CXL requires hardware support from both the CPU and devices. The latest AMD 5th Gen EPYC Processor coupled with Leo CXL Smart Memory Controllers provides that optimal combination of CXL 2.0-based memory expansion to address the memory capacity and bandwidth challenges faced by DLRM systems. Leo expands memory using 96GB DDR5-5600MT/s DIMMs, effectively doubling the system memory, which enhances both the speed and accuracy of AI models. AMD and Astera Labs have worked closely together to ensure Leo CXL Memory Controllers seamlessly interoperate with AMD’s EPYC 9005 platform and are optimized for AI inferencing to accelerate recommendation systems.
Performance Results
The test system ranDLRM traces with Zen Deep Neural Network (ZenDNN) developed by AMD, on a system equipped with AMD 5th Gen EPYC processor and Leo CXL Smart Memory Controllers. ZenDNN is a deep neural network acceleration inference library, comprised of a set of fundamental building blocks and APIs to enhance AI inferencing applications.

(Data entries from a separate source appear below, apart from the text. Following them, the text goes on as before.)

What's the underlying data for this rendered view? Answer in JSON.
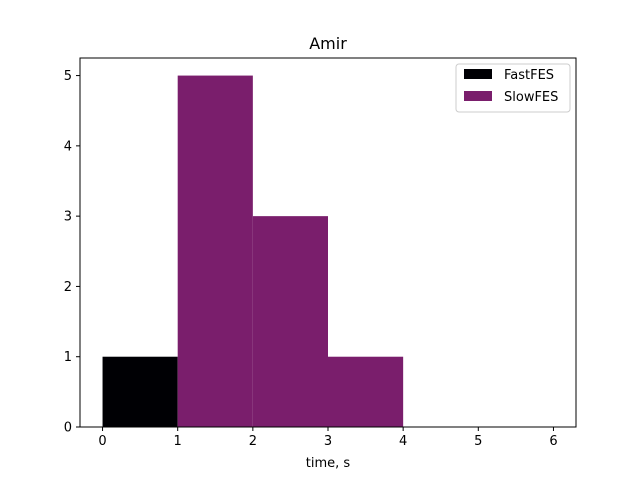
{
  "chart_data": {
    "type": "bar",
    "title": "Amir",
    "xlabel": "time, s",
    "ylabel": "",
    "xlim": [
      -0.3,
      6.3
    ],
    "ylim": [
      0,
      5.25
    ],
    "xticks": [
      0,
      1,
      2,
      3,
      4,
      5,
      6
    ],
    "yticks": [
      0,
      1,
      2,
      3,
      4,
      5
    ],
    "grid": false,
    "legend_position": "upper right",
    "series": [
      {
        "name": "FastFES",
        "color": "#000004",
        "bins": [
          {
            "x0": 0,
            "x1": 1,
            "count": 1
          }
        ]
      },
      {
        "name": "SlowFES",
        "color": "#7a1e6c",
        "bins": [
          {
            "x0": 1,
            "x1": 2,
            "count": 5
          },
          {
            "x0": 2,
            "x1": 3,
            "count": 3
          },
          {
            "x0": 3,
            "x1": 4,
            "count": 1
          }
        ]
      }
    ]
  }
}
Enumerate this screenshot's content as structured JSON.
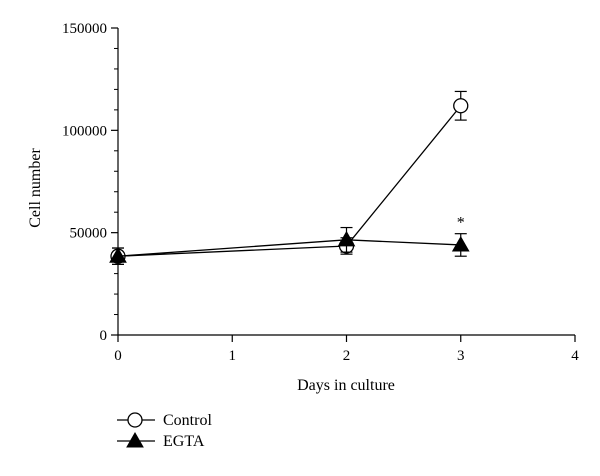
{
  "chart_data": {
    "type": "line",
    "xlabel": "Days in culture",
    "ylabel": "Cell number",
    "xlim": [
      0,
      4
    ],
    "ylim": [
      0,
      150000
    ],
    "x_ticks": [
      0,
      1,
      2,
      3,
      4
    ],
    "y_ticks": [
      0,
      50000,
      100000,
      150000
    ],
    "x_tick_labels": [
      "0",
      "1",
      "2",
      "3",
      "4"
    ],
    "y_tick_labels": [
      "0",
      "50000",
      "100000",
      "150000"
    ],
    "grid": false,
    "legend_placement": "bottom-left",
    "series": [
      {
        "name": "Control",
        "marker": "open-circle",
        "color": "#000000",
        "x": [
          0,
          2,
          3
        ],
        "y": [
          38500,
          43500,
          112000
        ],
        "error": [
          4000,
          4000,
          7000
        ]
      },
      {
        "name": "EGTA",
        "marker": "filled-triangle",
        "color": "#000000",
        "x": [
          0,
          2,
          3
        ],
        "y": [
          38500,
          46500,
          44000
        ],
        "error": [
          4000,
          6000,
          5500
        ]
      }
    ],
    "annotations": [
      {
        "text": "*",
        "x": 3,
        "y": 44000
      }
    ]
  }
}
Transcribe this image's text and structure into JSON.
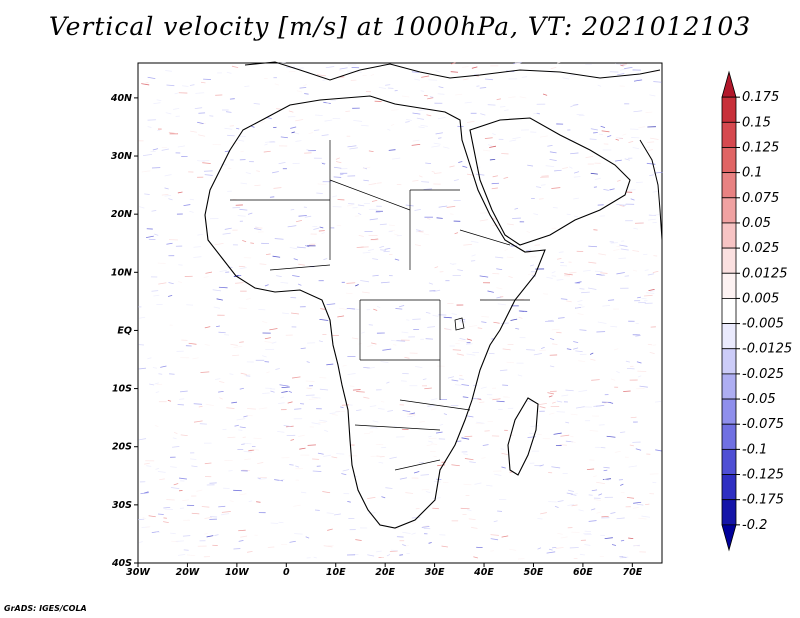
{
  "title": "Vertical velocity [m/s] at 1000hPa, VT: 2021012103",
  "footer": "GrADS: IGES/COLA",
  "map": {
    "region": "Africa",
    "lon_range": [
      -30,
      76
    ],
    "lat_range": [
      -40,
      46
    ],
    "lon_ticks": [
      "30W",
      "20W",
      "10W",
      "0",
      "10E",
      "20E",
      "30E",
      "40E",
      "50E",
      "60E",
      "70E"
    ],
    "lat_ticks": [
      "40N",
      "30N",
      "20N",
      "10N",
      "EQ",
      "10S",
      "20S",
      "30S",
      "40S"
    ]
  },
  "colorbar": {
    "labels": [
      "0.175",
      "0.15",
      "0.125",
      "0.1",
      "0.075",
      "0.05",
      "0.025",
      "0.0125",
      "0.005",
      "-0.005",
      "-0.0125",
      "-0.025",
      "-0.05",
      "-0.075",
      "-0.1",
      "-0.125",
      "-0.175",
      "-0.2"
    ],
    "colors": [
      "#b2182b",
      "#c8303a",
      "#d6494f",
      "#e06565",
      "#e88282",
      "#f0a2a2",
      "#f7c4c4",
      "#fbe0e0",
      "#fdf2f2",
      "#ffffff",
      "#eaeafd",
      "#ccccf8",
      "#aeaef2",
      "#8f8fec",
      "#7070e2",
      "#4f4fd4",
      "#2f2fc2",
      "#1515a8",
      "#00009a"
    ]
  }
}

Here are the key components of the test system:
| Component | Description | QTY |
| System | AS-4125GS-TNRT, 4U Supermicro System, supporting up to 8 DW AICs | 1 |
| CPU | AMD 5th Gen EPYC Processor | 1 |
| Memory | 64GB DDR5-5600 Memory Modules | 12 |
| CXL Memory Controller | Leo A1000 CXL Smart Memory Add-in Card | 4 |
| CXL-attached Memory | 64GB DDR5-5600 Memory Modules | 8 |
With this hardware, two configurations were tested to optimize performance: batch threading and table threading. In batch threading, each core accesses multiple tables by parallelizing across the batches. In contrast, table threading pins each table to a specific core. These hardware and specified test configurations helped demonstrate the benefits of CXL for the DLRM workload.
The results show:
- Up to 73% boost in AI inferencing performance with CXL
- Up to 66% more memory bandwidth
- Plug-and-play support for CXL interleaving
CXL enables system designers to deliver high-performance, high-capacity solutions with low TCO and RAS features that are critical for hyperscale and enterprise deployments. Leo CXL Memory Controllers, in conjunction with the AMD EPYC Processor and DDR5 memory, have undergone intensive feature validation, thorough interoperability testing, and rigorous application-level testing, making them ready for cloud-scale deployment. Furthermore, developing a CXL-memory-aware dynamic page allocation policy could yield additional improvements in the efficacy of using CXL for DL models.
Conclusion
Leo CXL Memory Controllers increased memory capacity and bandwidth by 66% to supercharge DLRMs, thereby boosting AI inferencing performance by 73%. In the AI market, where data-intensive applications demand faster processing and larger memory pools, Astera Labs and AMD have developed a compelling solution to enhance DLRM efficiency. This improvement enables higher-quality recommendations for advertisements, product placements, social media updates, and beyond.